Mykonos dining – Where and what to eat in Mykonos to send your palate to a gastronomy heaven

3 min


Besides enchanting Cycladic architecture, scenic cobbled pathways lined with bougainvillea-filled, whitewashed houses, the most vibrant night scene in the Mediterranean, and captivating views of the Aegean Sea, Mykonos is also a Greek island that promises intense and utterly satisfying culinary experiences.

An island that has always had to rely on itself and the (limited) resources provided on its relatively barren land has managed to create incredibly palate-pleasing tastes from the simplest of ingredients. Here are some of the must-try local Mykonos foods you should never leave without tasting at least once! You can thank us later.

The fantastic range of cheeses

Who would have imagined that such a small island like Mykonos that lacks the benefits of the flourishing Mother Nature of its other siblings would produce not only one but three different types of cheese:

  1. Kopanisti – A delicious creamy cheese made of a mix of goat, sheep, and cow’s milk (matured for more than 2 months) with an intense peppery taste, spiced with garlic, and drizzled with extra virgin olive oil. Depending on the quantities of the different types of milk used, it can have a sweet, soft, sour, or buttery flavour. Kopanisti is a great side dish to accompany meat dishes, fruits, and, of course, local ouzo, tsipouro, wine, or raki.
  2. Tyrovolia – This tasty soft white cheese is made with the same process as kopanisti, but it is less spicy than its other cheese cousin. You will find tyrovolia either served in Greek salad or cheese and spinach pies (or another traditional savory Greek pita). It is also often added to sauces and squid fillings.
  3. Xinotiro – The most soured of all three Mykonos cheese is shaped in bulrushes-made baskets and can either be eaten raw or be left to mature. In the latter case, it is grated over pasta or blended in sauces.

The baked delicacies

Back in the day, the windmills were used to supply local bakeries with flour that helped produce bread and the popular Mykonos rusks (twice-baked hardened bread). To make these rusks, the bakers used dry brushwood from the Mykonos hills rather than hard-to-find firewood for the ovens, using donkeys to transport it to their premises up until the 1960s.

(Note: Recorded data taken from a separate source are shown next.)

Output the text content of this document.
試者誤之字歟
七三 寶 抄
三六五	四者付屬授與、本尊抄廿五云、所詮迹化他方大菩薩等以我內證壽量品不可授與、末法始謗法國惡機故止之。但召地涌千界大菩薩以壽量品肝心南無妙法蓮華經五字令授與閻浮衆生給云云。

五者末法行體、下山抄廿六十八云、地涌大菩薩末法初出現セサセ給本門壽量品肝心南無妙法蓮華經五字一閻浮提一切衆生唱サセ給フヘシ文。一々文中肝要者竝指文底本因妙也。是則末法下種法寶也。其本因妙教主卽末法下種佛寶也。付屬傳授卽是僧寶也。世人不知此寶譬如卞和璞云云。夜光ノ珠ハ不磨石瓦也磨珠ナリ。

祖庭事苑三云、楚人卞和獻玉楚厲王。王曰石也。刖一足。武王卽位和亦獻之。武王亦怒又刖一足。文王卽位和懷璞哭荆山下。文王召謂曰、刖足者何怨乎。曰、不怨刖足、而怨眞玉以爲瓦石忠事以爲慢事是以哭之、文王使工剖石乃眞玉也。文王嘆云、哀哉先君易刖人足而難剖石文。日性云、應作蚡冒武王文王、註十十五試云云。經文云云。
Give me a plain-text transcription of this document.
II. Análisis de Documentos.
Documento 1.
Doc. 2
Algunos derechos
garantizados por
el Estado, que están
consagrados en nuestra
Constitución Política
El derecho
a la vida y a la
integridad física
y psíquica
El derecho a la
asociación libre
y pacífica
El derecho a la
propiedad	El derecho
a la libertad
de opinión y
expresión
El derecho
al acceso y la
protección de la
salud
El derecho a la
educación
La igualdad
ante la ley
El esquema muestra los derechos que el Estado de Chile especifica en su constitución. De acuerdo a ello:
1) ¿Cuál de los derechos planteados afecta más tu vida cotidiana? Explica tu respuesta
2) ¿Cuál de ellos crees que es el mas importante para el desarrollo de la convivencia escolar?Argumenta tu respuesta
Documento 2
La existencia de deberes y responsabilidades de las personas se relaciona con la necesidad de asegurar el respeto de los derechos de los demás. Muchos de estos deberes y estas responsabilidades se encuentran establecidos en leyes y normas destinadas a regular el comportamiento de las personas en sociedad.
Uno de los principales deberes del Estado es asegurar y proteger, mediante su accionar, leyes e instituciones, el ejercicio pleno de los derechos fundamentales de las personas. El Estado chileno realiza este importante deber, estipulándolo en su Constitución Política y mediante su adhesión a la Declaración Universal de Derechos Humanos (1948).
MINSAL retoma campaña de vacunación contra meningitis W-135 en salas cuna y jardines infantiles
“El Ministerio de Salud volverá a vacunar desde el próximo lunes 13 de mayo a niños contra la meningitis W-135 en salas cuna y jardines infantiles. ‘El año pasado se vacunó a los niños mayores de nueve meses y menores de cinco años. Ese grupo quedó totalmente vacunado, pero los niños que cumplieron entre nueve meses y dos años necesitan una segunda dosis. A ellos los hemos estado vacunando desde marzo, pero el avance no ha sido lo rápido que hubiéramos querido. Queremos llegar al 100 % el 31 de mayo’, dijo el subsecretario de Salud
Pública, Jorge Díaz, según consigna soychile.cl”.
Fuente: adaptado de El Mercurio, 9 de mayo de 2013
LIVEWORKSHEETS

Besides rusks, though, Mykonos is also renowned for its sweets, including the popular almond sweets called amygdalota and the almond-filled small tarts they refer to as kalathakia. Both of these take center stage during christenings, name day celebrations, and baptisms and are sold in almost all patisseries and bakeries in Mykonos.

The mouth-watering meat dishes

Here, we have louza, an incredibly satisfying meat product made from pork exclusively grown on the island. The recipe uses pork tenderloin that is left to mature in the Meltemi wind and seasoned with pepper, salt, allspice, oregano, and summer savoury. The resulting product is a sausage-like type of meat that is served in thin slices and impresses with its dark ruby colour.

Other local meat dishes to die for are fried Sisera (pork rinds) and Paides (ribs with the same herbs and spices as louza). Also, sweetbread and lung stew, local greens (aka Provasia) with lard, fried pig’s liver, and collard greens with boiled pig’s head are hugely loved by visitors and locals alike.

The BEST seafood tastes!

From fresh sardines to octopuses, the archipelago is home to a wide range of fish that is a primary component of many local seafood dishes. You may taste, for example, something as simple as stuffed kalamari (squid) with local cheese and herbs or fried smelt to more complex flavours, such as an Aegean paella made with chicken, seafood, and louza. Fresh, baked salmon served with quinoa tabbouleh, mussels topped with a basil-tomato sauce, and octopus carpaccio with fried capers, pink peppercorns, olive oil, and oregano are also dishes you won’t be able to resist to for sure.

Where to eat local delights in Mykonos

Any taverna, street food provider, or restaurant that respects itself at Mykonos will prepare tastes that will be impossible to put your fork down. Whether you decide to expand on your Mykonos culinary endeavours with a seaside, family-run taverna, or a gourmet restaurant in Little Venice or another prestigious area, be prepared for the delicious explosion of tastes that will take place inside your mouth.

Infused with the appetizing and delectable flavours of the Mediterranean, the local dishes are superbly paired with local sun-dried, red wines from traditional grape presses on the island, such as Mavri Kountoura, Pariano, Xylomachairou, and red Agianiotiko.

Of course, you may even pamper yourself with private gastronomic adventures at your luxury Mykonos villa and reward your taste buds with local dishes prepared by your personal chef! In any case, enjoy!